"On lui a tapé dans la tête comme dans un ballon" : Une famille sauvagement agressée après un anniversaire à Mons
Une soirée d'anniversaire qui vire au cauchemar. Le 11 octobre 2025, une famille quitte le centre-ville de Mons après avoir célébré un anniversaire avec des proches. Quelques instants plus tard, elle est prise pour cible par quatre hommes venus d'Houdeng-Goegnies. Un père de 66 ans est roué de coups, son fils est frappé sans avoir eu le temps de se défendre. Devant le tribunal correctionnel de Mons, les regrets des prévenus se heurtent à la douleur toujours vive des victimes.
"Sans la moindre raison, ils ont cherché quelqu'un à tabasser et ils ont choisi mes clients", lance Me Ambre Biefnot, avocate des parties civiles. Selon elle, l'agression est totalement gratuite. "L'un des fils est cardiaque. Il a eu peur pour sa vie. Quant au père, il a été projeté au sol avant d'être frappé à la tête comme on shoote un penalty, à deux reprises."
Le sexagénaire souffre encore aujourd'hui de multiples fractures au visage.
L'émotion gagne la salle lorsque la mère de famille prend la parole. "Je suis très en colère. Rien ne justifiait un tel acharnement. Depuis cette nuit-là, notre vie a changé. Mon mari se bat tous les jours pour se reconstruire et ma santé en a également souffert. Heureusement, notre force, c'est d'être restés unis après quarante-trois ans de mariage."
Les regrets et les excuses
Face au tribunal, les quatre prévenus adoptent un tout autre ton. Tous reconnaissent leur responsabilité et présentent leurs excuses.
"Je n'ai pas l'habitude de boire. Je présente mes excuses aux victimes", explique l'un d'eux.

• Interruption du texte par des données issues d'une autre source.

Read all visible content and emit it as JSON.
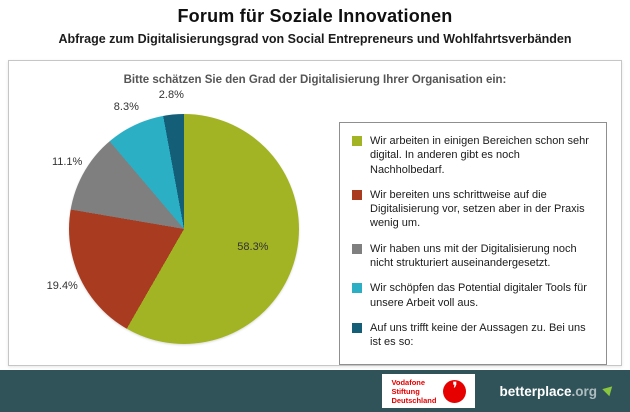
{
  "header": {
    "title": "Forum für Soziale Innovationen",
    "subtitle": "Abfrage zum Digitalisierungsgrad von Social Entrepreneurs und Wohlfahrtsverbänden"
  },
  "chart_data": {
    "type": "pie",
    "title": "Bitte schätzen Sie den Grad der Digitalisierung Ihrer Organisation ein:",
    "legend_position": "right",
    "start_angle_deg": 0,
    "direction": "clockwise",
    "slices": [
      {
        "label": "Wir arbeiten in einigen Bereichen schon sehr digital. In anderen gibt es noch Nachholbedarf.",
        "value": 58.3,
        "display": "58.3%",
        "color": "#a2b324"
      },
      {
        "label": "Wir bereiten uns schrittweise auf die Digitalisierung vor, setzen aber in der Praxis wenig um.",
        "value": 19.4,
        "display": "19.4%",
        "color": "#a93b21"
      },
      {
        "label": "Wir haben uns mit der Digitalisierung noch nicht strukturiert auseinandergesetzt.",
        "value": 11.1,
        "display": "11.1%",
        "color": "#7f7f7f"
      },
      {
        "label": "Wir schöpfen das Potential digitaler Tools für unsere Arbeit voll aus.",
        "value": 8.3,
        "display": "8.3%",
        "color": "#2bafc4"
      },
      {
        "label": "Auf uns trifft keine der Aussagen zu. Bei uns ist es so:",
        "value": 2.8,
        "display": "2.8%",
        "color": "#155e78"
      }
    ]
  },
  "footer": {
    "vodafone": {
      "line1": "Vodafone",
      "line2": "Stiftung",
      "line3": "Deutschland",
      "logo_glyph": "❜"
    },
    "betterplace": {
      "name": "betterplace",
      "tld": ".org"
    }
  }
}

Son père regrette lui aussi cette nuit. "On était sortis pour faire la fête. Je ne voulais pas que ça se termine comme ça."
Celui qui est présenté comme le déclencheur de la bagarre tente d'expliquer son geste. "J'ai pété un plomb sans savoir pourquoi."
Le quatrième prévenu conclut simplement : "Je m'excuse. Cela n'aurait jamais dû se passer comme ça."
Les images accablent les prévenus
Le ministère public s'appuie notamment sur les images d'une caméra urbaine ayant filmé la scène.
"C'est une séquence particulièrement violente et choquante. Les suspects arrivent par derrière. Les victimes ne portent aucun coup et ne cherchent même pas à se défendre", souligne le substitut.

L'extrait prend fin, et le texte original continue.